Depuis le 10 mars, l’artiste dont la santé est fragile est en prison et en grève de la faim. De nombreuses personnalités de la culture se mobilisent pour sa libération immédiate.
Tribune. Le 10 mars, Rokia Traoré, l’auteure-compositrice franco-malienne mondialement connue, chevalière des Arts et Lettres, ambassadrice du Haut-Commissariat des Nations unies pour les réfugiés, prenait l’avion pour Bruxelles afin de se rendre à une convocation de la justice belge concernant la garde de sa fille de 5 ans, Uma, dont le père est le directeur artistique Jan Goossens. Mais lors de son escale à Paris, Rokia Traoré est arrêtée et incarcérée à Fleury-Mérogis, où elle a entamé une grève de la faim. Alors que les tribunaux ferment et que les prisons sont devenues le foyer privilégié du Covid-19, nous demandons, pour des raisons humanitaires, la libération immédiate de Rokia Traoré, dont la santé fragile se dégrade de jour en jour.

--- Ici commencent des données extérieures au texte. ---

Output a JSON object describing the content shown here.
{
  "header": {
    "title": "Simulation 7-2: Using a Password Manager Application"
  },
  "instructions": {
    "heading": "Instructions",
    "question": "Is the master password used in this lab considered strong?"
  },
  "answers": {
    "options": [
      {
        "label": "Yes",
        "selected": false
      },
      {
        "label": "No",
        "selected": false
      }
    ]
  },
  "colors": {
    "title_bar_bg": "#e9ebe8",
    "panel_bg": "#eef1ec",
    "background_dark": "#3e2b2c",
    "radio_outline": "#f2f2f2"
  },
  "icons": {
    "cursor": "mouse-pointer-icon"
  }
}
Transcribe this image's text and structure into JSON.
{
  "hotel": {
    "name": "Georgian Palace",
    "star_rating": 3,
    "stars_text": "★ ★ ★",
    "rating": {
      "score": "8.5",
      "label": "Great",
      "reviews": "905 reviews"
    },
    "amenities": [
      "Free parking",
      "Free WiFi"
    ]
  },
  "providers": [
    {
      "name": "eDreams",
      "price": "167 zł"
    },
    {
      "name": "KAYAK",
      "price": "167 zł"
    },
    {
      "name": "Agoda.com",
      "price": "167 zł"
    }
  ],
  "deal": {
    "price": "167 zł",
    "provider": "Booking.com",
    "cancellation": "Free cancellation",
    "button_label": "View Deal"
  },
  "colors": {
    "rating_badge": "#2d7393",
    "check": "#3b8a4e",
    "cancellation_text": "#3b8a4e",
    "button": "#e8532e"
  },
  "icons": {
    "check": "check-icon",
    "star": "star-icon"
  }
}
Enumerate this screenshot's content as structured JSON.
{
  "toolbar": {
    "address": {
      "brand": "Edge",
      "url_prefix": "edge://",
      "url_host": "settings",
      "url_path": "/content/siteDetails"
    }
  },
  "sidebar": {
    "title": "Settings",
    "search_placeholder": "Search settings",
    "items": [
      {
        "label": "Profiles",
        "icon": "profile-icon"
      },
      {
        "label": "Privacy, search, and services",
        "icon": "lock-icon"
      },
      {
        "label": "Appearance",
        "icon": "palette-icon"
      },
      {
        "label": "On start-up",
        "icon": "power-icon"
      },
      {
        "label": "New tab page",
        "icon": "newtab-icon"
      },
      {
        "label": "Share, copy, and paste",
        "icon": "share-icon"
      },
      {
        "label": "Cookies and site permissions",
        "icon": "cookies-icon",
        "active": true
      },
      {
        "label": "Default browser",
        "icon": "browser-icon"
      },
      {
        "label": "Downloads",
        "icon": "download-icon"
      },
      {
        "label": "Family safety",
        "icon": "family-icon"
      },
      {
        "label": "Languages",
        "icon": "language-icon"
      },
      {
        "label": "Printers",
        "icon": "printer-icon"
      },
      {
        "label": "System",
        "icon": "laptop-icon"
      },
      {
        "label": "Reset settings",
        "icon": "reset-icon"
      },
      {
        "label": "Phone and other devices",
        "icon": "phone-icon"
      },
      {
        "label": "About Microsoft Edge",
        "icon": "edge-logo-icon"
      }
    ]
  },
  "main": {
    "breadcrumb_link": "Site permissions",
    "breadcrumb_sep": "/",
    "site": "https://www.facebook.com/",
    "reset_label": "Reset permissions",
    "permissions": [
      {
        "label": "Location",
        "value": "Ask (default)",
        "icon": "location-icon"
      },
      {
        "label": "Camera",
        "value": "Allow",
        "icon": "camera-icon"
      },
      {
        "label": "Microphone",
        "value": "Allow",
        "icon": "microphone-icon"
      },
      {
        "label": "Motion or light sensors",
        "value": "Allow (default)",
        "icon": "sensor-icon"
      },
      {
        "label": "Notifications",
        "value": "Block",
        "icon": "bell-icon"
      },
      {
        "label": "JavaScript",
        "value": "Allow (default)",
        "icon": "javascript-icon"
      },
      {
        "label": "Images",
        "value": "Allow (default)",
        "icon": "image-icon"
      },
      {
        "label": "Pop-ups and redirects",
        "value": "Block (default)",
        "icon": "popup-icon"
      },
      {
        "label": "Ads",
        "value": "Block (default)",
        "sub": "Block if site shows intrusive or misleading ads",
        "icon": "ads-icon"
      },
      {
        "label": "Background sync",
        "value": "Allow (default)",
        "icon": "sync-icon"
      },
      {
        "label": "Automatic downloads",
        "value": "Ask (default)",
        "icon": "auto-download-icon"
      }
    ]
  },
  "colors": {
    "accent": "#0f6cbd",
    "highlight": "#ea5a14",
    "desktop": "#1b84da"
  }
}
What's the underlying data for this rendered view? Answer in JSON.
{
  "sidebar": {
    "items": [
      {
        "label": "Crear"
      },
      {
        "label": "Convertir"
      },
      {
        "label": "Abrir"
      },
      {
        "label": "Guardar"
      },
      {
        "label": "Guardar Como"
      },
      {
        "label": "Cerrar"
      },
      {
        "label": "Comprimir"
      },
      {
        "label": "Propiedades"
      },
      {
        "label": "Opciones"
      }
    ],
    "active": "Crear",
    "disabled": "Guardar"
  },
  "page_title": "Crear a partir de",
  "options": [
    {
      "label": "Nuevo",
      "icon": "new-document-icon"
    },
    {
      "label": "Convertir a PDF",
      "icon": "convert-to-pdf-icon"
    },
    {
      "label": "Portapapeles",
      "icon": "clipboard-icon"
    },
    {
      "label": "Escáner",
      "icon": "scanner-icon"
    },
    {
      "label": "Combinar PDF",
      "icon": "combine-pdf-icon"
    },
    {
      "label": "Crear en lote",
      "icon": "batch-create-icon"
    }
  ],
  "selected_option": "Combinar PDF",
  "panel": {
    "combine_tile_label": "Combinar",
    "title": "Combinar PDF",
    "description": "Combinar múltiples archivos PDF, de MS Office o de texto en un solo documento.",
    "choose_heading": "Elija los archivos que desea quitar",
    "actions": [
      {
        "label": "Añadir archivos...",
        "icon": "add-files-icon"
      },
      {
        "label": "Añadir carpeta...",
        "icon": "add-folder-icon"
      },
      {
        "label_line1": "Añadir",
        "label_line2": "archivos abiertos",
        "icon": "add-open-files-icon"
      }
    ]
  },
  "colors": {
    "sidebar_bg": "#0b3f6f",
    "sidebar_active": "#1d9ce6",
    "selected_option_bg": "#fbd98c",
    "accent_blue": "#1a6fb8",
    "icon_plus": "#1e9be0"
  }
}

On le sait, les affaires de garde d’enfant sont les plus propices aux déchirements et aux tragédies personnelles. Il ne nous appartient pas de contester des décisions de justice ou de nous substituer aux juges, dont les arrêtés sont à l’heure actuelle incompatibles, puisque le tribunal belge a confié la garde au père et le tribunal malien à la mère. Il est en revanche de notre devoir d’attirer l’attention des pouvoirs publics sur le fait que, si Rokia Traoré a refusé de confier sa fille à son père, ce qui lui a valu d’être sous le coup d’un mandat d’arrêt international pour «séquestration, enlèvement et prise d’otage», c’est que celui-ci est soupçonné d’attouchements sexuels sur son enfant. Cette révélation, qui a décidé la mère à déposer plainte au Mali, en France et en Belgique, n’a fait à ce jour l’objet d’aucune enquête contradictoire. Le père n’a, de son côté, jamais porté plainte pour diffamation.
Il n’est pas acceptable qu’aujourd’hui, en France, une mère qui se rend au procès en appel pour la garde de son enfant soit arrêtée et jetée en prison. Il est inacceptable qu’une enfant de 5 ans soit privée de sa mère au motif que celle-ci a obéi à une convocation de justice. Il est inacceptable que la France, qui se targue d’être le pays des droits de l’homme, bafoue à ce point ceux des femmes. Il est inacceptable qu’à l’heure où il est de bon ton de distinguer l’homme de l’artiste, la mère, la femme, la Noire et la musicienne subissent sans égards un sort d’une telle violence.
Nous le répétons avec force et détermination : libérez Rokia Traoré.
Premiers signataires :
Hafsat Abiola (Présidente de Women in Africa), Laure Adler (journaliste), Damon Albarn (artiste), Jean-Paul Angot (directeur de la Maison de la Culture MC2-Grenoble), Rodolphe Burger (compositeur), Judith Butler (philosophe, professeure à l’Université de Californie-Berkeley), Barbara Cassin (de l’Académie française, philosophe), Souleymane Bachir Diagne (philosophe, professeur à Columbia University, New York), Cheick Modibo Diarra (astrophysicien), Mati Diop (cinéaste), Lou Doillon (auteure-compositrice-interprète), Lucy Duran (musicologue, professeure à l’Université SOAS, productrice, Londres), Annie Ernaux (écrivaine), Michaël Fœssel (philosophe), Fatma Karali (collectif Les Mères Veilleuses), Maylis de Kérangal (écrivaine), Francis Kpatindé (journaliste et enseignant à Sciences Po, Paris), Camille Laurens (écrivaine), Sara Louis (actrice, metteure en scène), Ruth Mackenzie (directrice artistique du théâtre du Châtelet), King Massassy (artiste, photographe, Bamako), Achille Mbembé (historien, professeur à l’Université de Witwatersrand, Johannesburg, Afrique du Sud), Céline Minard (écrivaine), Edgard Morin (sociologue), Laure Murat (historienne, professeure à l’Université de Californie-Los Angeles), Neo Muyanga (compositeur), Jean-Luc Nancy (philosophe), Thomas Oberender (Directeur du Festival Berliner Festspiele), Rossy de Palma (comédienne), Paul B. Preciado (philosophe), Audrey Pulvar (journaliste), Felwine Sarr (économiste, écrivain, professeur à l’Université Gaston Berger, Saint-Louis, Sénégal), Bénédicte Savoy (historienne de l’art, professeure au Collège de France et à l’Université technique de Berlin), Amanda Sthers (écrivaine), Omar Sy (comédien), Aude de Thuin (fondatrice de Women in Africa), Lilian Thuram (footballeur, écrivain), Moïse Touré (metteur en scène).